Andromeda began shaking her head.
"Please," Ted begged. "Let me see her. I won't say anything—I'll use Polyjuice Potion, I'll do anything—allow me a chance to see my daughter."
"It's a disaster, you finding out about her, you'll get us all killed—"
"I know it's complicated, but it doesn't have to be. We can work something out." He traced a ring around the edge of his teacup with his finger. "Listen. I know you've moved on, and I have too. Let's not make this about us—it's about her, our daughter."
"You're married?" Andromeda asked, her barely-there, newly gained strength faltering.
"Engaged," Ted said softly. "You couldn't expect me to wait forever."
"I see," she managed, pained.
Ted sighed and rubbed the back of his neck with his hand. "It's been a trying afternoon. I don't want to keep you here. Will you promise me you'll think about letting me see her sometime?"

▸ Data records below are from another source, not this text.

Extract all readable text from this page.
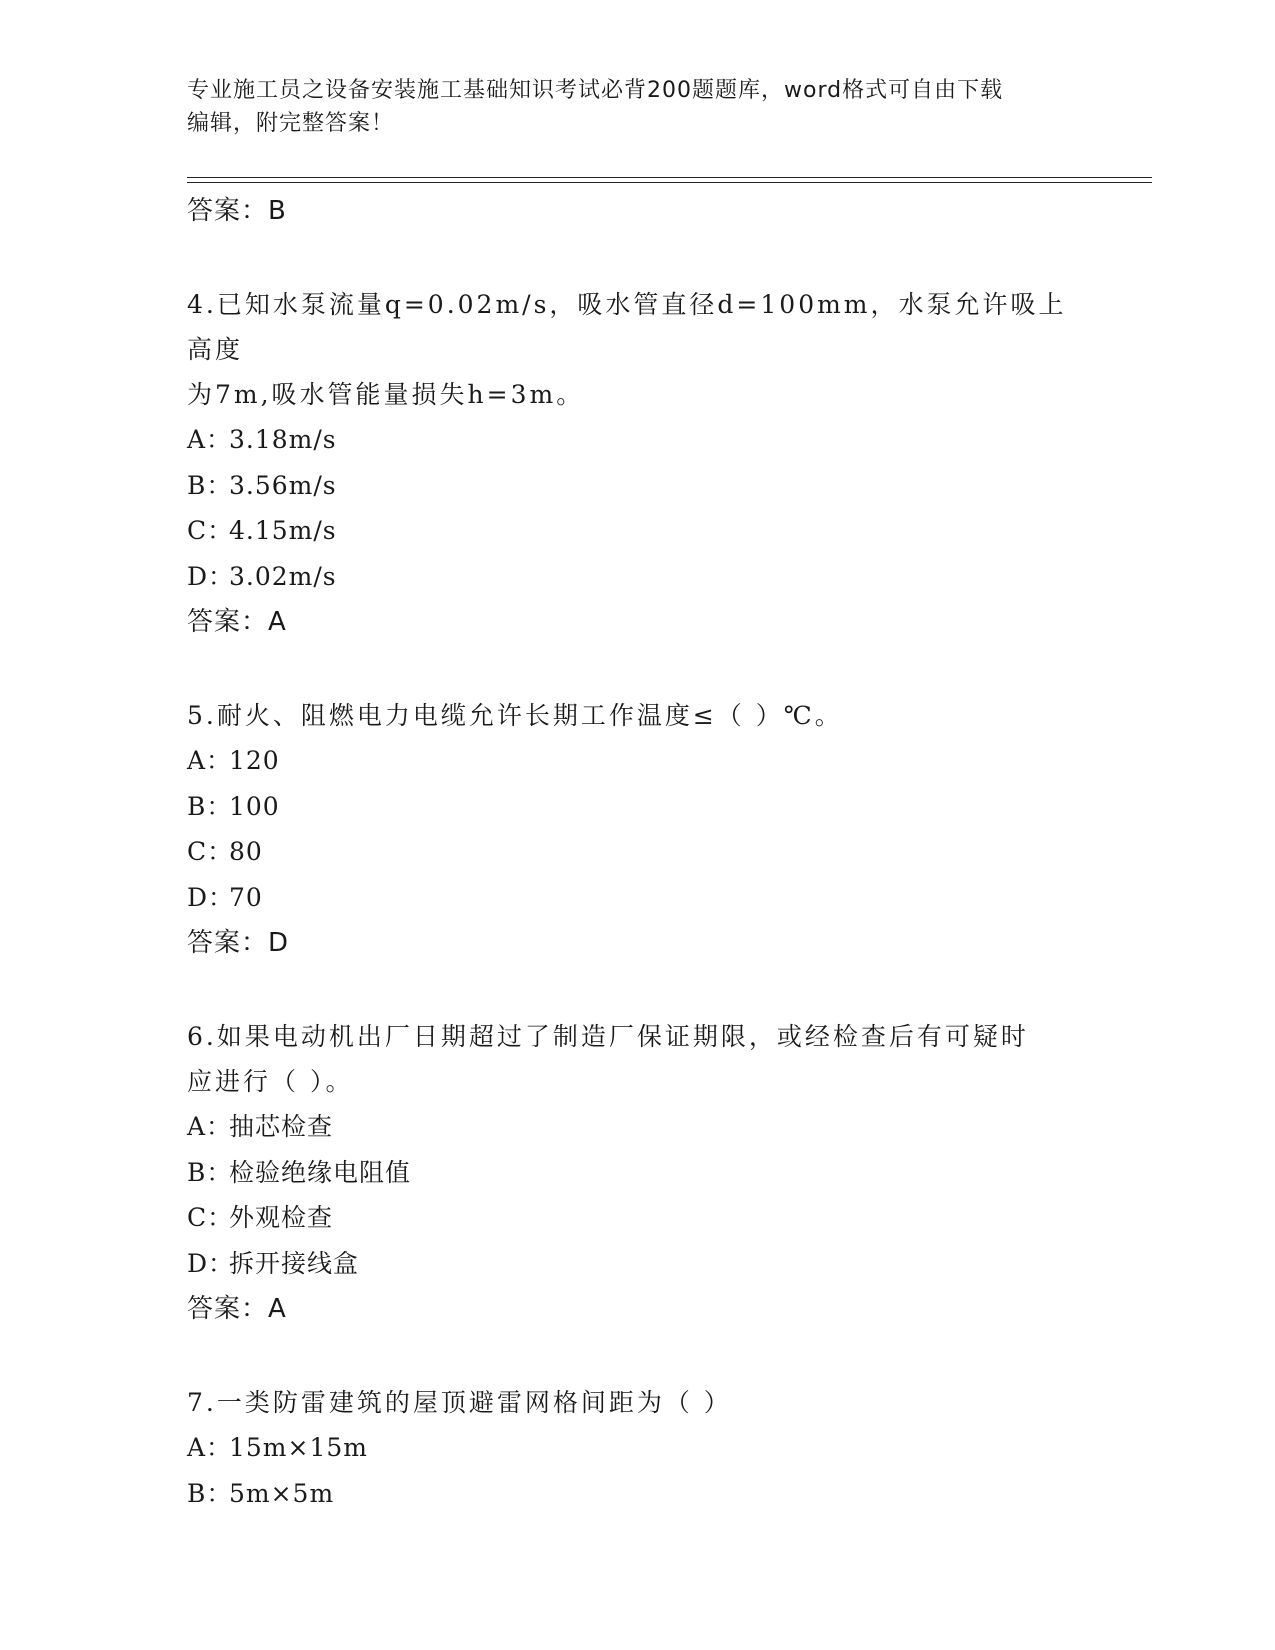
专业施工员之设备安装施工基础知识考试必背200题题库，word格式可自由下载
编辑，附完整答案！
答案：B
4.已知水泵流量q=0.02m/s，吸水管直径d=100mm，水泵允许吸上高度
为7m,吸水管能量损失h=3m。
A：3.18m/s
B：3.56m/s
C：4.15m/s
D：3.02m/s
答案：A
5.耐火、阻燃电力电缆允许长期工作温度≤（ ）℃。
A：120
B：100
C：80
D：70
答案：D
6.如果电动机出厂日期超过了制造厂保证期限，或经检查后有可疑时
应进行（ ）。
A：抽芯检查
B：检验绝缘电阻值
C：外观检查
D：拆开接线盒
答案：A
7.一类防雷建筑的屋顶避雷网格间距为（ ）
A：15m×15m
B：5m×5m
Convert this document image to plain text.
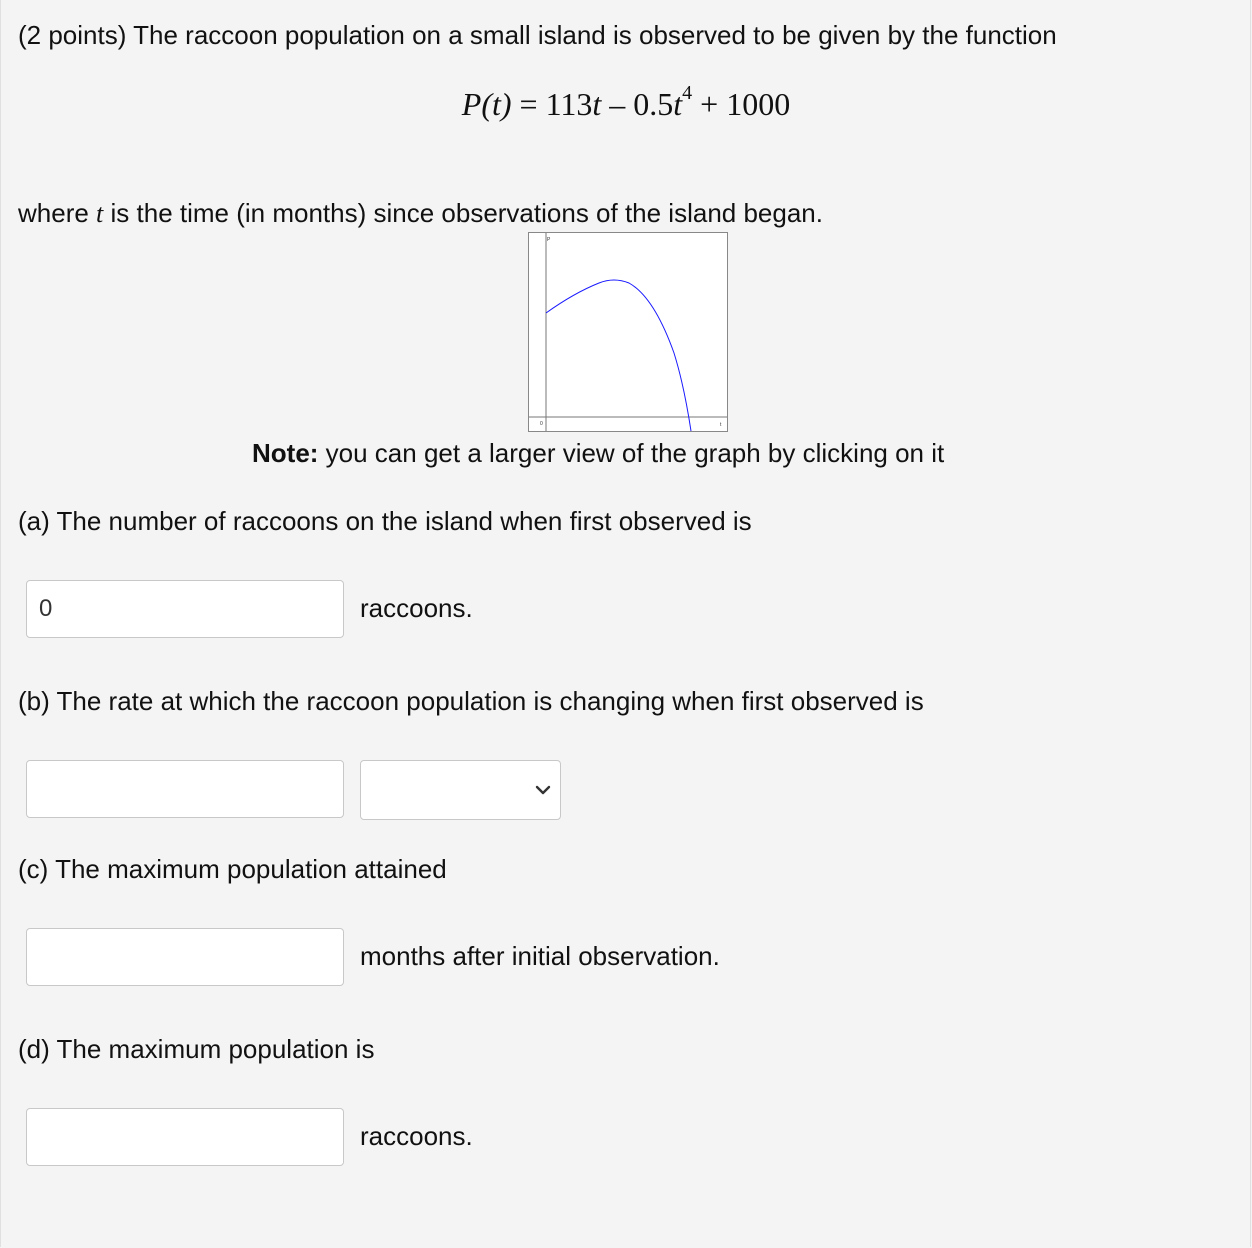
(2 points) The raccoon population on a small island is observed to be given by the function
$P(t) = 113t - 0.5t^4 + 1000$
where t is the time (in months) since observations of the island began.
P
t
0
Note: you can get a larger view of the graph by clicking on it
(a) The number of raccoons on the island when first observed is
0
raccoons.
(b) The rate at which the raccoon population is changing when first observed is
(c) The maximum population attained
months after initial observation.
(d) The maximum population is
raccoons.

Andromeda wrung her hands under the table. She felt dizzy and sick; she should never have met Ted in the first place.
"'Dromeda . . . if you won't do it for me, do it for Dora . . . Nymphadora . It can't hurt to have another person in her life who wants the best for her, and who will love her unconditionally. I can't make up for lost time, but I will do everything I can to be good to her. When you feel it's a good time, we can tell her the truth. For now, won't you let me get to know her?"
A disquieting thought crossed Andromeda's mind. She couldn't think of anyone but herself that loved Nymphadora unconditionally. Byron's first wife had died young; if something happened to her, Andromeda couldn't leave her vivacious, beautiful child in the hands of those who had never appreciated her worth.
It left Andromeda with only one thing to say in response.
"You may see her from time to time, but only if you follow my directions, very, very closely."